Yesterday I read a news item in which Trump was quoted as saying, “I don’t know why he (Carney) wants to meet.” It seems a bad way to start a convention of the newly elected Carney, Trump and senior bureaucrats of two of the world’s greatest trading partners. Their meeting is scheduled for today.
Although there is little of Trump to predict other than steadfastness to his current playbook, Carney is obviously taking the strategic step to permit Trump to withdraw from his focus. It is more likely that Carney will sidestep the intransigence and promote instead the new Canadian perspective of world trade. I have no doubt that in the background Carney has already made overtures to numerous other trading partners including China, Mexico, Britain and Europe. Nor do I imagine that Carney will say much if anything about those alliances. Carney has already proclaimed with unambiguous import that the old relation with USA is over.

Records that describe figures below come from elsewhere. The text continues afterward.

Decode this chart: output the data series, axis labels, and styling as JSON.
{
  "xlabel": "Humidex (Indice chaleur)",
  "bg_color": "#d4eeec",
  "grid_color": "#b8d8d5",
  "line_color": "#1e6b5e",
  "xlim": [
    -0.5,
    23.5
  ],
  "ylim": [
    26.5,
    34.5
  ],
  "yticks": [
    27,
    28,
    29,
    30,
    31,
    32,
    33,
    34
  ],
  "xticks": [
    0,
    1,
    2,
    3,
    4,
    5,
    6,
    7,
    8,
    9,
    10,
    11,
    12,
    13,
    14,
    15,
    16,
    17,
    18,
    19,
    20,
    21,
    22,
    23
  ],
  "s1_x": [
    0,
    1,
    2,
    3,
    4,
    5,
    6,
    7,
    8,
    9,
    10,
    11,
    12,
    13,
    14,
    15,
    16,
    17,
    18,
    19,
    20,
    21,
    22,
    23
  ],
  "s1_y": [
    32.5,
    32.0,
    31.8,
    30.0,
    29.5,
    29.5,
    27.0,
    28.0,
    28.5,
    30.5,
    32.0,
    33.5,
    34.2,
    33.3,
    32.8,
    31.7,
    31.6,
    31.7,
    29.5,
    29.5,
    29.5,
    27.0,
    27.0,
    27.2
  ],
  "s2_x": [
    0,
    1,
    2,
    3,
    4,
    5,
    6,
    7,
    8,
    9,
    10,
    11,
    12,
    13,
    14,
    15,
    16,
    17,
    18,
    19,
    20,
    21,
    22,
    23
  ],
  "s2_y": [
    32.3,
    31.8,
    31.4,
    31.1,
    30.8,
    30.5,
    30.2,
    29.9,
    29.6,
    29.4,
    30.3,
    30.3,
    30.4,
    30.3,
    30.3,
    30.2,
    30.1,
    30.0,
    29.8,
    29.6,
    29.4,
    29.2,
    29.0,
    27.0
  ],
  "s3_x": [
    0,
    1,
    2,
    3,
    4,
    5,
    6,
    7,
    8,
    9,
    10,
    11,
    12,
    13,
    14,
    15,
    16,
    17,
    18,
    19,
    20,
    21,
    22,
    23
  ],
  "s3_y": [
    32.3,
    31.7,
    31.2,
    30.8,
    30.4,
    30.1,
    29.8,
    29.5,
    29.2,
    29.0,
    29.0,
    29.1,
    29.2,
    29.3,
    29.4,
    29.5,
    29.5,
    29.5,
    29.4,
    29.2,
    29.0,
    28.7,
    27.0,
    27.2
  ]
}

Even if Trump opts to correspond with Carney – and no doubt claim his victory for having done so – my greater suspicion is that Carney will not be readily moveable from what likely has already developed within the Canadian perspective. The economic education of Carney is of course to his indisputable credit. Although Trump may have qualified advisors, he’s not normally inclined to listen to them; and, if the media is to be trusted, most qualified economists are telling Trump to step back from his trade proposals.
In the end today’s prime ministerial meeting may go down as yet one more banderilla in the neck of the Trump administration. If, as appears to be the universal conclusion from every quarter of the globe, Trump’s economic policies are doomed to failure it may be only a matter of time before the sword is revealed from behind the muleta. The paradox is that it will be a self-inflicted wound.